Picnics and Progress Friday 29 June, 2012

We’ve come a long way from the HankyPanky

That first pic is of me and my brother and Co-founder, Ted, outside Huddler’s first office in 2007. It was just the two of us back then, working for free out of our living room, next door to a strip club in Redwood city. Inauspicious beginnings to say the least.
The other two are of the off-sites we recently held for Huddler employees for both our San Francisco and Reston offices. I’m not at all ashamed to admit how proud these pictures make me feel. Over 5 years, we have been so fortunate to be joined by 55 brilliant, dedicated, fun, friendly people that have put us in position to be one of the most influential media companies in the world. We’ve grown from 1 site with 0 monthly visitors to now 34 sites serving nearly 24 million visitors each month, and as we continue to invest in user experience and content that delights our users, we see no ceiling for what we can do.

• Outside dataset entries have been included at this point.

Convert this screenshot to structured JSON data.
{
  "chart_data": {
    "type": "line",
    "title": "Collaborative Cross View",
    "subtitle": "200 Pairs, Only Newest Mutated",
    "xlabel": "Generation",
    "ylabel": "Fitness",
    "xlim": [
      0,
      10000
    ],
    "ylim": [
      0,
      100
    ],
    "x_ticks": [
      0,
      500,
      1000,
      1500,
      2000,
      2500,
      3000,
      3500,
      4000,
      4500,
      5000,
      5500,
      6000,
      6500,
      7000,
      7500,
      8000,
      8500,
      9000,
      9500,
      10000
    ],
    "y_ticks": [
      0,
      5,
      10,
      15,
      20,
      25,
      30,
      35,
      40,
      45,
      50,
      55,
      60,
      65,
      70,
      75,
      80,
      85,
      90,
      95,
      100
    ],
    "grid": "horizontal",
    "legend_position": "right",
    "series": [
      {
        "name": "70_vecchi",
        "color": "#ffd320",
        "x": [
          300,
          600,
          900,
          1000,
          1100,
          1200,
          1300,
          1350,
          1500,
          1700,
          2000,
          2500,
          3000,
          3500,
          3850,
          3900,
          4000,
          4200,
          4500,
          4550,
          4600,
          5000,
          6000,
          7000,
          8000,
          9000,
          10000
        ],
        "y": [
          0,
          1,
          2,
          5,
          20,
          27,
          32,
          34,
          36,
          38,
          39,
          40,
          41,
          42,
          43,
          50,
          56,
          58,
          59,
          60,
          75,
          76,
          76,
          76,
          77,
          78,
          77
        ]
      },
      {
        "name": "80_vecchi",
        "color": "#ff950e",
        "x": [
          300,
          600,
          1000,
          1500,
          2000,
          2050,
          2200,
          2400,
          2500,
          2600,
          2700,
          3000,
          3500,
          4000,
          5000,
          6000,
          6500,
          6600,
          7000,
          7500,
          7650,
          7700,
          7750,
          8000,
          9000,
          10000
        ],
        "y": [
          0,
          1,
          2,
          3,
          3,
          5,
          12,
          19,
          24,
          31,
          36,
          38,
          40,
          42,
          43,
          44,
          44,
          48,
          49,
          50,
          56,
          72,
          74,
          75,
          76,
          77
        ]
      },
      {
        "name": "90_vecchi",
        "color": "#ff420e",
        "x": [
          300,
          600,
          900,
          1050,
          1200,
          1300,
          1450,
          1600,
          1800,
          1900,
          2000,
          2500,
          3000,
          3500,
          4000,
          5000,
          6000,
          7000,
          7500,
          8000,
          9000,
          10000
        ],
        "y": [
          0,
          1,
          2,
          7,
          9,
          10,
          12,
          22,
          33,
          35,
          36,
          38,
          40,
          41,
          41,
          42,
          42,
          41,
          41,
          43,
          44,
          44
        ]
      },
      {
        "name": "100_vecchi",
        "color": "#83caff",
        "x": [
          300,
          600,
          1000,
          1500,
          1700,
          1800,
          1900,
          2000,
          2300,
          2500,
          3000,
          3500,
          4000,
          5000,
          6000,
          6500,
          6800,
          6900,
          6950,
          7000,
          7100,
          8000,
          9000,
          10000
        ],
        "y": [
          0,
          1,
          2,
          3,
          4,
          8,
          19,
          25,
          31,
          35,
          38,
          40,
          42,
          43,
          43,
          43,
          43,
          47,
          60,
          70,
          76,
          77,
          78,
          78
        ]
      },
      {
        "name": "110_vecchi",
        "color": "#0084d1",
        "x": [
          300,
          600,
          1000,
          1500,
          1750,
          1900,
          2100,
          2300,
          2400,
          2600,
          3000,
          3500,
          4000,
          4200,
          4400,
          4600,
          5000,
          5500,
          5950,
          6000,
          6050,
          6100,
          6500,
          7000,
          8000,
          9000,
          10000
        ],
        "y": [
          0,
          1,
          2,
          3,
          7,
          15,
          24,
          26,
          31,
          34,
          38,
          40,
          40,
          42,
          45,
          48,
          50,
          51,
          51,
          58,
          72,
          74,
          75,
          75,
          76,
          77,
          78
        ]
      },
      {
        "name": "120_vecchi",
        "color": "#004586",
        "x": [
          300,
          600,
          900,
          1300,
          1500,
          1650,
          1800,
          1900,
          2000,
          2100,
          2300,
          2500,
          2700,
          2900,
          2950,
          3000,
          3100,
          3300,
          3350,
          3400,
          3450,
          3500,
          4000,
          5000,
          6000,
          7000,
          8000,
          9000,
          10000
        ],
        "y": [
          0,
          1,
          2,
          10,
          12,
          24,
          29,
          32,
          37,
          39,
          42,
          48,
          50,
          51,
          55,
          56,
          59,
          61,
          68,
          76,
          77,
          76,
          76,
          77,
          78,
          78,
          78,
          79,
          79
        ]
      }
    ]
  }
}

If you’re on this site, you’re likely aware that there are a lot of startups out here in San Francisco, and I’d be lying if I didn’t say there have been moments over the last 5 years where one of us would wonder if ours had the steam and power to pull ahead of the competition. There were definitely a couple of nights where one of us would look to the other, point at numbers that weren’t what we wanted, and wonder when we’d hit critical mass. From day 1 though, the rebuke was always the same: Huddler just makes sense. For our users, whose appetite for their passions has been the real fuel behind our growth. For marketers, to whom we’re offering direct access to the influencers they want the most. For the folks who built our forums from nothing into the incredibly vital hubs they are today, who see the metrics they care about go up when they join the Huddler family. As crowded as the startup space could seem, we just couldn’t get over our conviction that a 3-way win-win had to be a good idea. So far so good.
While we’re thrilled with where we are and where we’re going, we feel incredibly fortunate to live in a city where we are routinely dazzled and humbled by our friends’ and neighbors’ ideas. But, I have to say, I feel even more fortunate to have had an idea we knew could go the distance, and to have had this team to build it with.
Have we changed the world? Maybe not yet. But from the millions of people that have found close friends with whom they can engage about their passions daily, to the hundreds of millions of people that are exposed to our content annually, we count ourselves fortunate to be where we are.